City officials have been pitching both areas as centers for a nascent development boom. The area of the Neck in question, formerly known as the Magnolia development, is situated on 300 acres of former industrial land just north of downtown Charleston and includes a multimillion-dollar “bridge to nowhere” at its southern end that was paid for by TIF funds. MeadWestvaco has expressed an interest in developing the land, which remained undeveloped during the Great Recession, for mixed residential and commercial use. Riley said Tuesday night that an extension of the Neck TIF deadline was “essential for the redevelopment of the Magnolia area.”

The Horizon District, as envisioned by the city-created nonprofit Horizon Project Foundation, would convert land near the RiverDogs baseball stadium into a $1 billion-dollar mixed-use development featuring offices for biotech companies, new parking garages, and up to 3,000 residential units.

Under Tax Increment Financing plans, the city has borrowed money to fund infrastructure improvements at both sites, and in the geographic areas around the two sites, it is setting aside any increases in property tax revenues over a set time period to pay off that debt. The original TIF terms for the Neck and the Horizon district set deadlines of 2029 and 2033, respectively, for the city to recoup the funding from property tax revenues. However, during slow growth years, developers lost interest and property values flagged at both sites.

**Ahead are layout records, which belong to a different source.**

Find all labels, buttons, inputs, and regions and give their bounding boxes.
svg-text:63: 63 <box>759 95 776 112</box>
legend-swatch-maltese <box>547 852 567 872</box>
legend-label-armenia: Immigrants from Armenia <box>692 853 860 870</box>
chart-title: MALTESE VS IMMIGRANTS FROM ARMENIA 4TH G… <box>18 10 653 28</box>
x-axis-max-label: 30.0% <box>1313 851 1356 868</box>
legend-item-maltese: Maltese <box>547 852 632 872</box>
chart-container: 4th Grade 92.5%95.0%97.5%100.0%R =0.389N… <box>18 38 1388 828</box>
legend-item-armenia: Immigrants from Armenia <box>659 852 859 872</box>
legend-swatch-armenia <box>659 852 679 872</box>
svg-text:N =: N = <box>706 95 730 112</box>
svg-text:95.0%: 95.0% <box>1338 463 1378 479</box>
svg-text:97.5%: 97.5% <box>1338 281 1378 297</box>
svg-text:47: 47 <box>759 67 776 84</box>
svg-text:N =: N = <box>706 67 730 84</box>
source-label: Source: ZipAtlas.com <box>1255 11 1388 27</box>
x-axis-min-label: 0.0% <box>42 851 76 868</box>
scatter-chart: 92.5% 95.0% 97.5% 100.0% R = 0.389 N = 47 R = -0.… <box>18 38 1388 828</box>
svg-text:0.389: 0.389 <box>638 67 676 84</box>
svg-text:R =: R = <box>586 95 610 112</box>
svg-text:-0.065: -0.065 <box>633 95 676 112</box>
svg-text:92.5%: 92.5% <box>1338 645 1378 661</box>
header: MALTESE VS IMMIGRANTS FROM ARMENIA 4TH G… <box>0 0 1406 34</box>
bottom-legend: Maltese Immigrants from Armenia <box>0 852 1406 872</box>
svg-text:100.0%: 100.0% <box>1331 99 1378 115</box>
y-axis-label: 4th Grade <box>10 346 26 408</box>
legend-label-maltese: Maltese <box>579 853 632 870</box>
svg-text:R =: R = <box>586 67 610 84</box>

City officials and the Horizon Project Foundation sought to extend the deadlines for the two TIF districts by 10 years apiece, to 2039 and 2034, respectively. And while City Council gave initial approval to the 10-year extension on its portion of property tax revenues Tuesday night, Charleston County Council and the Charleston County School District demanded some concessions in order to forfeit their share of property tax revenue increases for those areas. According to Riley, County Council Chairman Teddie Pryor demanded that $500,000 of the Neck TIF money be set aside for construction of a new community center in the Rosemont neighborhood. And while both the county and the school district approved a 10-year extension for the Neck TIF district, they only granted a five-year extension in the Horizon district for their share of the property tax revenues.

County Council Chairman Teddie Pryor could not be reached for a comment on the TIF deadline extensions.